La plupart des modèles actuels de prédiction du risque de « démence » ne permettent pas de distinguer efficacement (avec une haute sensibilité ET une haute spécificité) les personnes à risque de développer une démence des personnes qui ne le sont pas.
C’est la conclusion sans équivoque à laquelle ont abouti récemment Stephan et al. (2010) dans un article publié dans la revue Nature Reviews. Neurology, après un examen des résultats de 25 études sélectionnées selon des critères stricts.
Cette conclusion vaut :
* tant pour les études qui se sont focalisées sur le concept de « Mild Cognitive Impairment, MCI » (Trouble cognitif léger), dans ses différentes définitions (voir notre chronique « Pour en finir avec le diagnostic catégoriel de MCI »)

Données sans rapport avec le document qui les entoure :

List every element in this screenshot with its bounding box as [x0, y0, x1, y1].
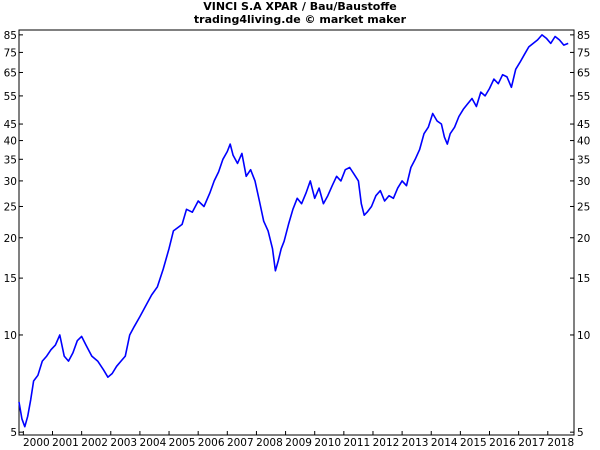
y-tick-label-left: 85 — [4, 30, 17, 42]
x-tick-label: 2007 — [227, 437, 254, 449]
x-tick-label: 2005 — [169, 437, 196, 449]
y-tick-label-left: 20 — [4, 233, 17, 245]
x-tick-label: 2012 — [373, 437, 400, 449]
y-tick-label-left: 40 — [4, 136, 17, 148]
x-tick-label: 2000 — [23, 437, 50, 449]
y-tick-label-left: 35 — [4, 154, 17, 166]
y-tick-label-right: 10 — [577, 330, 590, 342]
x-tick-label: 2010 — [314, 437, 341, 449]
y-tick-label-right: 30 — [577, 176, 590, 188]
y-tick-label-right: 15 — [577, 273, 590, 285]
plot-frame — [18, 29, 575, 436]
x-tick-label: 2018 — [547, 437, 574, 449]
x-tick-label: 2017 — [518, 437, 545, 449]
y-tick-label-left: 75 — [4, 47, 17, 59]
y-tick-label-left: 10 — [4, 330, 17, 342]
y-tick-label-left: 45 — [4, 119, 17, 131]
series-group — [18, 34, 569, 428]
x-tick-label: 2006 — [198, 437, 225, 449]
y-tick-label-right: 55 — [577, 91, 590, 103]
y-tick-label-right: 65 — [577, 67, 590, 79]
y-tick-label-right: 75 — [577, 47, 590, 59]
y-tick-label-left: 65 — [4, 67, 17, 79]
x-tick-label: 2011 — [343, 437, 370, 449]
y-tick-label-right: 40 — [577, 136, 590, 148]
series-line — [18, 34, 569, 428]
y-tick-label-left: 25 — [4, 201, 17, 213]
y-tick-label-right: 45 — [577, 119, 590, 131]
x-tick-label: 2015 — [460, 437, 487, 449]
x-tick-label: 2003 — [110, 437, 137, 449]
x-tick-label: 2016 — [489, 437, 516, 449]
y-tick-label-right: 5 — [577, 427, 584, 439]
chart-subtitle: trading4living.de © market maker — [193, 13, 407, 26]
x-tick-label: 2002 — [81, 437, 108, 449]
y-tick-label-right: 25 — [577, 201, 590, 213]
x-tick-label: 2009 — [285, 437, 312, 449]
x-tick-label: 2008 — [256, 437, 283, 449]
y-tick-label-right: 35 — [577, 154, 590, 166]
y-tick-label-left: 15 — [4, 273, 17, 285]
y-tick-label-right: 20 — [577, 233, 590, 245]
y-tick-label-left: 55 — [4, 91, 17, 103]
x-tick-label: 2014 — [431, 437, 458, 449]
x-tick-label: 2001 — [52, 437, 79, 449]
x-axis: 2000 2001 2002 2003 2004 2005 2006 2007 2008 2009… — [22, 431, 574, 449]
y-tick-label-right: 85 — [577, 30, 590, 42]
y-tick-label-left: 30 — [4, 176, 17, 188]
x-tick-label: 2013 — [402, 437, 429, 449]
chart-title: VINCI S.A XPAR / Bau/Baustoffe — [203, 0, 397, 13]
x-tick-label: 2004 — [140, 437, 167, 449]
y-tick-label-left: 5 — [10, 427, 17, 439]
chart-title-block: VINCI S.A XPAR / Bau/Baustoffe trading4l… — [0, 0, 600, 26]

* que pour les études menées sur la population âgée dans son ensemble et qui ont utilisé des modèles de prédiction fondés sur un examen neuropsychologique (avec différentes combinaisons de tests cognitifs ou de scores factoriels) ou des données démographiques (âge, genre, éducation), des données concernant le style de vie (par ex., l’activité physique) et des données relatives à la santé autour de la cinquantaine (par ex., la pression systolique).
Les prédictions les plus élevées sont celles issues de modèles qui ont incorporé diverses sources d’information relatives à de multiples facteurs de risque (les performances cognitives, les facteurs en lien avec la santé et le style de vie, les données de neuroimagerie et de génétique, l’évaluation subjective par les proches).
Les constats de Stephan et al. confortent l’idée selon laquelle les aspects problématiques du vieillissement cérébral sont déterminés par de multiples facteurs (biologiques, psychologiques, sociaux environnementaux), associés selon des combinaisons variées.
Il faut enfin noter qu’aucune étude examinée par Stephan et al. n’a fourni d’information concernant la prédiction de la vitesse de progression de la « démence » chez les individus à risque (voir notre chronique « L’hétérogénéité de la soi-disant maladie d’Alzheimer : de nouvelles preuves ») et de la probabilité de transition inverse (passer d’état « à risque » à catégorie « non à risque »). On peut aisément supposer que la prise en compte de ces deux dimensions rendrait encore plus faible l’efficacité prédictive des modèles testés…
La Dre Blossom Stephan, chercheuse au centre de recherche interdisciplinaire de l'Université de Cambridge, Cambridge Neuroscience.
Stephan, B.C.M., Kurth, T., Matthews, F.E., Brayne, C., & Dufouil, C. (2010). Dementia risk prediction in the population: are screening models accurate? Nature Reviews. Neurology, sous presse.